2. **Calculation Steps**:  
   - **Winning Combinations**: Calculates the number of ways to select `number` correct numbers from the 6 drawn.  
   - **Remaining Combinations**: Determines the number of ways to choose the remaining numbers from the non-winning pool of 43 numbers.  
   - **Successful Outcomes**: Multiplies the values for winning and remaining combinations to get the total number of successful outcomes.  
   - **Probability**: Divides the total successful outcomes by the total possible combinations for the 6/49 lottery.  

3. **Output**:  
   - The function displays the probability as a percentage, rounded to eight decimal places, accompanied by a user-friendly message.  

---

By calculating these probabilities, players gain a clearer understanding of their chances of winning smaller prizes, which can enhance their overall perspective on lottery odds.

## Conclusion

This project analyzed the probabilities of winning a 6/49 lottery, focusing on various scenarios and outcomes. Starting with the odds of winning the jackpot with a single ticket, I expanded the analysis to include multi-ticket probabilities and the likelihood of matching fewer numbers, providing a comprehensive view of potential outcomes.

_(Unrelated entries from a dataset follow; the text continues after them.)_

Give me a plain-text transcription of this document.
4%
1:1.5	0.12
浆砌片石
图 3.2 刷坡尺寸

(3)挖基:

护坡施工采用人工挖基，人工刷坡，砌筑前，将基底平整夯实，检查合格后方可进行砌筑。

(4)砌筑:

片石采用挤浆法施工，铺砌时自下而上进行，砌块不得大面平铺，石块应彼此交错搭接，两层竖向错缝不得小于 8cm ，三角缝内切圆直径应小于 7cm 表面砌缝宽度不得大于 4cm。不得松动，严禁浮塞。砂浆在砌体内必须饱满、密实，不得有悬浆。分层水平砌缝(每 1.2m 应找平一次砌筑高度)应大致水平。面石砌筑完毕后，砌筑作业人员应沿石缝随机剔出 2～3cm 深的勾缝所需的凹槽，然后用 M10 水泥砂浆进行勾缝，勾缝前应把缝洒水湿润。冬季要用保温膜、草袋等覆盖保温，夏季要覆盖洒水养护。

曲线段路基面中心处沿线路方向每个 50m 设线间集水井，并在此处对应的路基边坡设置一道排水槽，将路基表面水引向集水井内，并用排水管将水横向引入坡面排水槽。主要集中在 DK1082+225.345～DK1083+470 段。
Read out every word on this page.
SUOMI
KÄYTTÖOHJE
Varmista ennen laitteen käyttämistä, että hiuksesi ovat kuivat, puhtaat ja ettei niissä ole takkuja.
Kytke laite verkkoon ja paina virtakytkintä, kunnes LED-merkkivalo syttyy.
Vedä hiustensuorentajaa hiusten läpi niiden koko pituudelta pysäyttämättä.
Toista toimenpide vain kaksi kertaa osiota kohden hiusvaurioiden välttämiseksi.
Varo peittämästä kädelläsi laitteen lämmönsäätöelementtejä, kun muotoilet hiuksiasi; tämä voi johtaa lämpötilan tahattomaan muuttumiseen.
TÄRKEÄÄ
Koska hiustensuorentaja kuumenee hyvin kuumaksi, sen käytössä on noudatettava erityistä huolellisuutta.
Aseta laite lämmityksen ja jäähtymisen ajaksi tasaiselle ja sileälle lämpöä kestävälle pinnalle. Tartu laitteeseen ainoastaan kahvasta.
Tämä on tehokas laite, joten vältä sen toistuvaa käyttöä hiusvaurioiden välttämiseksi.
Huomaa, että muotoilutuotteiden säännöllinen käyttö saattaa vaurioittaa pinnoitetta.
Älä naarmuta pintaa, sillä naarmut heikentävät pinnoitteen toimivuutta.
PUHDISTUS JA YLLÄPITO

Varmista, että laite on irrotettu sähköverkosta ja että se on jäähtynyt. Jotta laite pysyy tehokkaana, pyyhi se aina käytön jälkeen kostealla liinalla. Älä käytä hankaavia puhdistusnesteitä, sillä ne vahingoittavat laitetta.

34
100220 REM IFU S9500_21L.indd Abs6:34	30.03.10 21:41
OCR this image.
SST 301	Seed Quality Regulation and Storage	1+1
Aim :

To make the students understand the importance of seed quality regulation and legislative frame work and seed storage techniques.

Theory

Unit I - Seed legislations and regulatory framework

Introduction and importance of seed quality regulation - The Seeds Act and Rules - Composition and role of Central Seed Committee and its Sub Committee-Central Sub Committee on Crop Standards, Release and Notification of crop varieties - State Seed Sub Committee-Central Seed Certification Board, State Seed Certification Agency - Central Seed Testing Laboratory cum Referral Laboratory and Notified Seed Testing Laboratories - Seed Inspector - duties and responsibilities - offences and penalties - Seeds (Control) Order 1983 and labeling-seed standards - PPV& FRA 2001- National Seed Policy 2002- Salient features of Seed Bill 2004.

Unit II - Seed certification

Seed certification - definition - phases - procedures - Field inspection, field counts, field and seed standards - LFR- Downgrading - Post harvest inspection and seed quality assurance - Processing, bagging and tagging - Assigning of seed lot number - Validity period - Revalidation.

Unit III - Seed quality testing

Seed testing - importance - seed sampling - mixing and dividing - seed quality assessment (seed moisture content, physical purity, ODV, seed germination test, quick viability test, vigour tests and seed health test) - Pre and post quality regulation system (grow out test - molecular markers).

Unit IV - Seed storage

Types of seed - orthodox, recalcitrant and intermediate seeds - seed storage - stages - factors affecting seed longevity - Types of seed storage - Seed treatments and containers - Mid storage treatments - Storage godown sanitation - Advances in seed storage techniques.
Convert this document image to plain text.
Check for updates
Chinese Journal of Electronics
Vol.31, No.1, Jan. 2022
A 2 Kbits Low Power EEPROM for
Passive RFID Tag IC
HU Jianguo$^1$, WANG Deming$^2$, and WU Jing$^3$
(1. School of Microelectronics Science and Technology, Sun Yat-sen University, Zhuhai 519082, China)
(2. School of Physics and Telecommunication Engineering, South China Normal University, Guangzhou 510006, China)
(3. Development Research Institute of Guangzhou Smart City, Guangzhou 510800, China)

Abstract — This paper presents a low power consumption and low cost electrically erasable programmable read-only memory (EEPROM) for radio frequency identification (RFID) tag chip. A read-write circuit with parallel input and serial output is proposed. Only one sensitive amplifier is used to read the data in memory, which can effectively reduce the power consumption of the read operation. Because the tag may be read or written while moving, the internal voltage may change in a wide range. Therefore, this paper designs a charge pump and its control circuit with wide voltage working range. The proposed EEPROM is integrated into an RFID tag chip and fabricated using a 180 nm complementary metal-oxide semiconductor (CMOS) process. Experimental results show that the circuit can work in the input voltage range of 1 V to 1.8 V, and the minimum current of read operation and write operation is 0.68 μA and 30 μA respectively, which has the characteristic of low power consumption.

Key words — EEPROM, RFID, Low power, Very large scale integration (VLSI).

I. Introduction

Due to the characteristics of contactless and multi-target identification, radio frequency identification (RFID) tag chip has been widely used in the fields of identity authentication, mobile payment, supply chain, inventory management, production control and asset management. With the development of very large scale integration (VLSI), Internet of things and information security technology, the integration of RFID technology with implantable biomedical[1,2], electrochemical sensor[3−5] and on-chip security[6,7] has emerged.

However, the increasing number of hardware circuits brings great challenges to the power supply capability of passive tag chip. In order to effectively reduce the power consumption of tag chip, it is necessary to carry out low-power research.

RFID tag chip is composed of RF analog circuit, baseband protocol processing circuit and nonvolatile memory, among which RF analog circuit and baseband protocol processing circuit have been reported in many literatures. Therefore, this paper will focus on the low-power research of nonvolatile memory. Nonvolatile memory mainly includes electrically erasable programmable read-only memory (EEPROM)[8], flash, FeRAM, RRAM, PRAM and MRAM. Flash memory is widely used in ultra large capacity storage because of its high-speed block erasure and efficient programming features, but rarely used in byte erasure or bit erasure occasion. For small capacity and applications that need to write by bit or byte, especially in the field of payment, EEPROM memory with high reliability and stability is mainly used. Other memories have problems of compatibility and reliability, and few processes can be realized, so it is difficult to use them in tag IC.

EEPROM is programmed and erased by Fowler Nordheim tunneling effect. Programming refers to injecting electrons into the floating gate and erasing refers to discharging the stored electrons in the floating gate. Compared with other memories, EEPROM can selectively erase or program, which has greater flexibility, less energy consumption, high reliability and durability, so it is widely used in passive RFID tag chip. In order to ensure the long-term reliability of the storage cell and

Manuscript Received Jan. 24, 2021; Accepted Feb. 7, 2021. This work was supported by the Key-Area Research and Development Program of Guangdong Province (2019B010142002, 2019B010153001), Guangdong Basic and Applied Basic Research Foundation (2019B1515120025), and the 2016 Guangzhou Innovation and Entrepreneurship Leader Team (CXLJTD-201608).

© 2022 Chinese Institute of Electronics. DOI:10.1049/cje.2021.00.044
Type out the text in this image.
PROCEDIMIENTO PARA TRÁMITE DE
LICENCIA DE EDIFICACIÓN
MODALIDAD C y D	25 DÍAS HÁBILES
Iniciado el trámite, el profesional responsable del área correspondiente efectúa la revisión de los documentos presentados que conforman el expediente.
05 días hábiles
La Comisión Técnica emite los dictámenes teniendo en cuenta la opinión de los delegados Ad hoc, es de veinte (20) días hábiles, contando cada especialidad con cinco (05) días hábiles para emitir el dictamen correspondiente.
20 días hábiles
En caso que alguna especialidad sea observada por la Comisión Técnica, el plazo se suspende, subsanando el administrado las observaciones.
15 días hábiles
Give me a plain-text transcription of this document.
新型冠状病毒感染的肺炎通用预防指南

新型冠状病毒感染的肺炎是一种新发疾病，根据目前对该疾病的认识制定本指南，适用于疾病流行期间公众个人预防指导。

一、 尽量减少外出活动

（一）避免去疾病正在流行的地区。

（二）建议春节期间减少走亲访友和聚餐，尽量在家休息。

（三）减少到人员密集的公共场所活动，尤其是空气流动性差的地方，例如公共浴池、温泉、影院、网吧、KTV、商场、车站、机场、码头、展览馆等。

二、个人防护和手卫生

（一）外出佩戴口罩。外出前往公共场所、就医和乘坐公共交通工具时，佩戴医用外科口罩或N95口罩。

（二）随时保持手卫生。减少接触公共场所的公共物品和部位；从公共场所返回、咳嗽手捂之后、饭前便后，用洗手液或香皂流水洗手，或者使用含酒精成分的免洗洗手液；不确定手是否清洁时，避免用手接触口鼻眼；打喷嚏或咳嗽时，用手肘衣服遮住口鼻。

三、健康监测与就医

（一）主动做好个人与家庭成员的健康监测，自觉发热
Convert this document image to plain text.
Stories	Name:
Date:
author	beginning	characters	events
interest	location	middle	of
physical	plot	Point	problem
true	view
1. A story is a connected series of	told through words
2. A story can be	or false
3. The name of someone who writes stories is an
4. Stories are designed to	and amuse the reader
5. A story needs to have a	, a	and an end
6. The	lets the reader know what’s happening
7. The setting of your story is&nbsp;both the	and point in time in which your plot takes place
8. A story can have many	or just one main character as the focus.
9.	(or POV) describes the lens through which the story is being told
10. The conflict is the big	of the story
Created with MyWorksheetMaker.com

Using detailed calculations and real-world examples, I quantified the rarity of winning combinations and contextualized these probabilities with historical data from the Canada Lottery. The results emphasize the astronomical odds of winning the jackpot while offering a structured framework for understanding lottery probabilities. This analysis not only illustrates the mathematics of chance but also provides practical insights into similar probability-based scenarios.